Sadece 30-35 dakika dayanabildim, yapılan “derin” analizlere! Demek ki, TMSF’nin elkoyduğu bir TV kanalı(Cine 5), TRT’yi aratmayabiliyordu…

İki ay kadar oluyor, yine bir TV’de birkaç kişi huzurunda, bu kez üniversiteden biri, şöyle diyordu: “Anayasa Mahkemesi, Anayasa değişikliğini denetleyemez; çünkü, değişiklik referanduma sunuldu; referandum ise, 1982 Anayasası’nda yoktu, 1987 değişikliği ile öngörüldü…” . Oysa, söylediği doğru değildi. Çünkü, halkoyu, 1982 Anayasası’nca tanınmış; 1987 değişiklikleriyle karmaşık hale getirilmişti. Daha tuhaf olanı, aynı programdaki politikacı veya uzmanlar, bu önemli bilgi yanlışını düzeltememişti…

Aslında, çatışmacı ve gergin ortama rağmen, anayasa tartışmalarının yaygınlaşması yararlı, özellikle anayasanın sosyalleşmesi bakımından. Bu nedenle, uzmanlarının ve hukukçuların tekelinden çıkıp, çok farklı meslek grupları ve toplumsal kesimlerce tartışılması, son derece sağlıklı bir süreç. Ne var ki, “yalanlar”, bu süreci zehirliyor. Neden yalan? Acaba bilgisizlikten mi, yoksa çarpıtmaktan mı? Birincisi geçerli ise, şu sorulabilir: TV programlarına “toplumu bilgilendirme”! adına yoğun mesai harcayan zevat, mütevazı bir zaman dilimini, 3-5 sayfalık değişiklik paketini okumaya ayıramaz mı? Ya da bilenlerden öğrenemez mi? Okumuş da, çarpıtıyorsa, bu daha vahim. Çünkü, üşengeçlik veya yanılma bir noktaya kadar hoşgörülebilir; ama ahlâksızlık, asla! Yukarıda sadece iki örnekle yetinildi…
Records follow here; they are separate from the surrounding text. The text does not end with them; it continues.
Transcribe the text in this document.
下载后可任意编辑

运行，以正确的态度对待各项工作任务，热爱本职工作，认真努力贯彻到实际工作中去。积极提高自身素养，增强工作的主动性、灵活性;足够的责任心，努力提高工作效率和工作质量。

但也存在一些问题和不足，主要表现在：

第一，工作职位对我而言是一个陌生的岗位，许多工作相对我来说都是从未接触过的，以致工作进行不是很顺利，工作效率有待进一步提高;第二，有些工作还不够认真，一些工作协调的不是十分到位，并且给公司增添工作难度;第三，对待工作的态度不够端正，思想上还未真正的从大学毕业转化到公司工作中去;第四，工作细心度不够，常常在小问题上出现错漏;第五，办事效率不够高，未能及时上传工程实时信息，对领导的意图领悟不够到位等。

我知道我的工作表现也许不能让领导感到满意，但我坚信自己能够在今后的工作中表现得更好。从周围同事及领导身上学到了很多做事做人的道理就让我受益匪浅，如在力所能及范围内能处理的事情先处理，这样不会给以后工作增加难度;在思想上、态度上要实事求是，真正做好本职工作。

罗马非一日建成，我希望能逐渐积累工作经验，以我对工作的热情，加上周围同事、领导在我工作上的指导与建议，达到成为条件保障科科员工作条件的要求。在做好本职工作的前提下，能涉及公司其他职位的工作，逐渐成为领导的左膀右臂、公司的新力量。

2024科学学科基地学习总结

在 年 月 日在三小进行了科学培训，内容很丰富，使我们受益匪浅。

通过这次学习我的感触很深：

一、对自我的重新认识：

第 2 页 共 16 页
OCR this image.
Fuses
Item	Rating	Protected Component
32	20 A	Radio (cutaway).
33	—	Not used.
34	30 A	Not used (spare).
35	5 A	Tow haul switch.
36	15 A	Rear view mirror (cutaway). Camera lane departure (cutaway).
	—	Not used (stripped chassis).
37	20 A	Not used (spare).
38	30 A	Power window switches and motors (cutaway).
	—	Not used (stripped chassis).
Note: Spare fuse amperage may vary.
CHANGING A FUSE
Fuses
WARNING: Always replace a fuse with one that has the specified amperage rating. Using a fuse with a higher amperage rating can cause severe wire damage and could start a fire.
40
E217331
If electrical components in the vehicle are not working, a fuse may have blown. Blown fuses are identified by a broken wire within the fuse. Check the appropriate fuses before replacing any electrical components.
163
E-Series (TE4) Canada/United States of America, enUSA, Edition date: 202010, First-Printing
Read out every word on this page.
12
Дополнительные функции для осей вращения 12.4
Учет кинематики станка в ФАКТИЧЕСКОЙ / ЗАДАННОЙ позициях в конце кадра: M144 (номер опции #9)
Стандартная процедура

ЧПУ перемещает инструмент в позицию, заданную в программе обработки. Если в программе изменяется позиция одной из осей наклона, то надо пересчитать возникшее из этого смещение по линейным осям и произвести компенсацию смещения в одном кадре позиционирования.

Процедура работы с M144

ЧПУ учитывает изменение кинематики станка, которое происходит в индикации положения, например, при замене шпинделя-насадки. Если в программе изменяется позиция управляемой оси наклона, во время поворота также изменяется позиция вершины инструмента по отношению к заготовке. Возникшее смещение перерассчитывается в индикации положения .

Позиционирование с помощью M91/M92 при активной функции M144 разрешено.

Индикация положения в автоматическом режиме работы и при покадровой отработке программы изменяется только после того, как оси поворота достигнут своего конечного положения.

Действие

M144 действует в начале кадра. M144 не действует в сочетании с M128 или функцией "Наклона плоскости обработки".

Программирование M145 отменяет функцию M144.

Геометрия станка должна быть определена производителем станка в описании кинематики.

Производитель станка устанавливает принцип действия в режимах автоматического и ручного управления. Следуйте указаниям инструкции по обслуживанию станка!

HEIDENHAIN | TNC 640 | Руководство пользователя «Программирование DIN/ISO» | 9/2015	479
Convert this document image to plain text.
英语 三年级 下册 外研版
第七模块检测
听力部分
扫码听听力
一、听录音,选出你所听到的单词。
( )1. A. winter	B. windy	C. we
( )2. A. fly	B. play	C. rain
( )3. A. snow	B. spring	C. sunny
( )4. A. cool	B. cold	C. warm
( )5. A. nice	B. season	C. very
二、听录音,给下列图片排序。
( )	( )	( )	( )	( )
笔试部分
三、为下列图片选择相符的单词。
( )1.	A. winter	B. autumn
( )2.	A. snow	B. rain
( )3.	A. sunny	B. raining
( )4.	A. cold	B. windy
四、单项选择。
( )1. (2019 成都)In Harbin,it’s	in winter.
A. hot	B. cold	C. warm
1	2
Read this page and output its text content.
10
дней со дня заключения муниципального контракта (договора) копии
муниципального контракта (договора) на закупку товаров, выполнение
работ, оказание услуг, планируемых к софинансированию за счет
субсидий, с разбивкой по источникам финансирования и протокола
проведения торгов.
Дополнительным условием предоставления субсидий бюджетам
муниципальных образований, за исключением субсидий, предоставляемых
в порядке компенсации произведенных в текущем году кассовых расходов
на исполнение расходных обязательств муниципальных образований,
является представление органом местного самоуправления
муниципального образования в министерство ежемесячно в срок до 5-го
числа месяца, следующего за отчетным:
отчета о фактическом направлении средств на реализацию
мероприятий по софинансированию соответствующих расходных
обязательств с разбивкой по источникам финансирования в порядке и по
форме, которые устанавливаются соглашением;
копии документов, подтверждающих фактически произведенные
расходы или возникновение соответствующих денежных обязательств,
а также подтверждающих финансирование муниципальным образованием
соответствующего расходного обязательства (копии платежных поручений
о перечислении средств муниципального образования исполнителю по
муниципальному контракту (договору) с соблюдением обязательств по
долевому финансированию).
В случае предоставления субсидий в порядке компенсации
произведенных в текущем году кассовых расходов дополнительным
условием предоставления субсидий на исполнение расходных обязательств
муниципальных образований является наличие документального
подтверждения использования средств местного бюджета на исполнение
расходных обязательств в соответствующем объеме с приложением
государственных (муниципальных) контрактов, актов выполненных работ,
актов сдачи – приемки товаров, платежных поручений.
Tanık olduğumuz manzara, halkoylaması yolunda tartışma tarzı ve yöntem konusunda fikir yürütmeyi, adeta anlamsız kılıyor. Çünkü, bu işe her ne pahasına olursa olsun angaje olmuş kişiler, metni bile okumuyor. Oysa, “evet” veya “hayır” kanaati için, sadece oya sunulan metni okumak yeterli değil. Değişiklik yapılan metnin hazırlandığı dönemi göz önüne alarak, yeni metinle öncekini, hatta ilk metinde daha sonra yapılan değişikliklerle karşılaştırmak gerekiyor. Başka bir deyişle, böylesine ciddi bir konuda kesin kanaate ulaşmak için, anayasal yorum şart. Ancak böyle bir gereklilikten uzaklaşıyoruz hızla 12 Eylüle yaklaştıkça. En azından, şimdilik görünen bu….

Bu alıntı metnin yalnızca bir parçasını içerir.